N° 737 | Le 20 janvier 2005 | Jacques Trémintin | Critiques de livres (accès libre)
Si l’on s’en tient aux constats des services de police, 92 % des jeunes délinquants ont subi des maltraitances dans leur enfance. Y aurait-il donc une fatalité qui mènerait au crime par un mécanisme d’identification à l’agresseur ? Si l’on se tourne vers les éducateurs, on apprend que 74 % des jeunes qu’ils suivent évoluent positivement et réussissent leur vie. Tout n’est donc pas joué d’avance. Le processus de résilience consiste justement dans le refus de se soumettre aux discours qui prophétisent le malheur.
Boris Cyrulnik consacre son dernier ouvrage à tous les facteurs qui peuvent contribuer à modifier une destinée. L’enfant, explique-t-il, est baigné dans une bulle sensorielle de gestes, de sourires et de musiques verbales qui constituent pour lui une enveloppe de signifiants à travers laquelle il se construit. Elle peut lui procurer un attachement sécure favorable à un développement qui soit équilibré et épanoui. Bien sûr, la stimulation saine du cerveau doit éviter la sécurité totale qui engourdit la vie émotionnelle tout autant que l’excès de stress qui, en atrophiant les circuits de l’émotion et de la mémoire, paralyse la vie psychique. Mais le plus déstructurant est quand même cet attachement désorganisé provoquant la détresse à la moindre information nouvelle. Plus les cultures et systèmes familiaux favorisent les poly-attachements, plus ils multiplient les occasions de rencontrer des liens sécurisants. Ces multiples sources laissent des empreintes mnésiques qui pourront toujours être activées au moment adéquat.
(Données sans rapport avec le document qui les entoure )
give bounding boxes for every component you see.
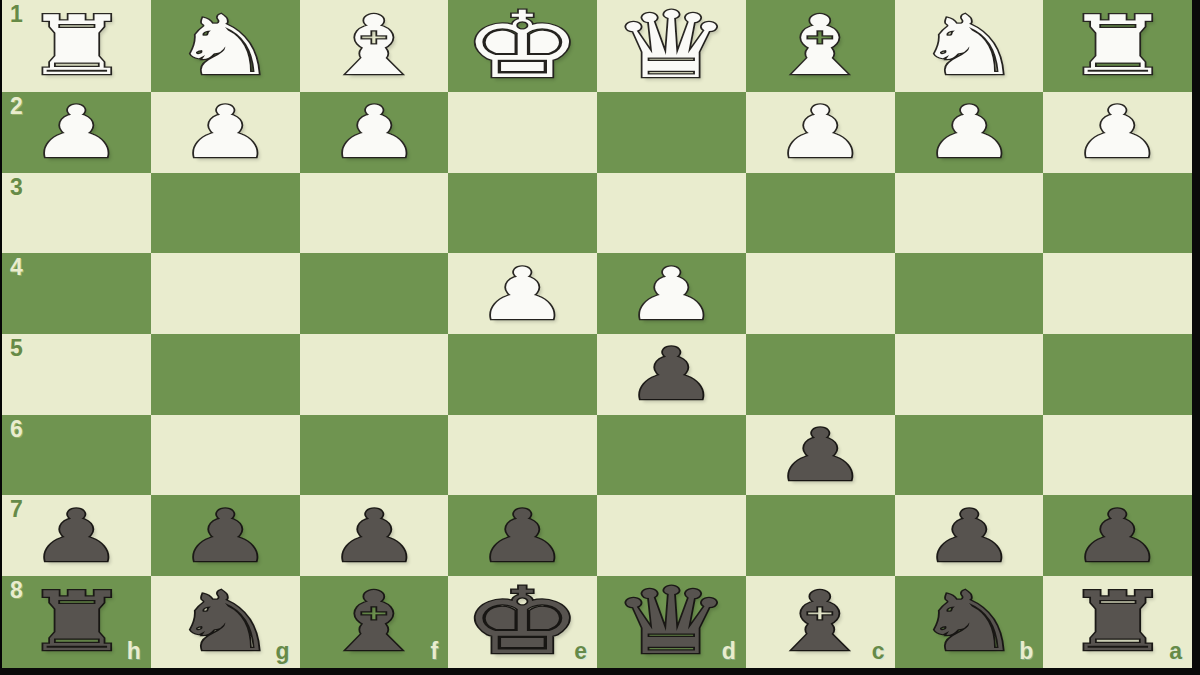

Encore faut-il que ce poly-attachement soit stable et dynamisant et ne se limite pas à un groupe de bourdons qui vient et qui s’en va sans possibilité d’investissement continu. Le style affectif ainsi acquis va notablement marquer le sujet, sans pour autant le pétrifier. Il existe toujours une possibilité de remanier les apprentissages. Et c’est particulièrement le cas lors de la rencontre amoureuse qui peut tout autant déclencher un processus de résilience que délabrer un conjoint dont l’attachement semblait pourtant bien tissé. La conjugalité et sa flambée de désir peuvent tirer sur les bords d’une déchirure mal recousue. Comme elles peuvent contribuer à transformer le style affectif en permettant notamment la modification des représentations négatives de soi acquises au cours de l’enfance.
Autre facteur de résilience, l’entourage, la famille, le groupe qui, lorsqu’ils savent panser et intégrer le traumatisme, font en sorte de ne pas le laisser se développer. Car, tant que le trauma n’a pas de sens, on reste sidéré, hébété, stupide, embrouillé par un tourbillon d’informations contraires qui rend incapable de penser. C’est sa mise en récit qui permet de transmuter l’événement, en le plaçant hors de soi et en le situant dans le temps. Tous les tuteurs de résilience sont à portée de main, à condition que l’entourage ne les brise pas et que le sujet blessé ait acquis avant son malheur quelques ressources intimes qui lui permettent de s’en saisir.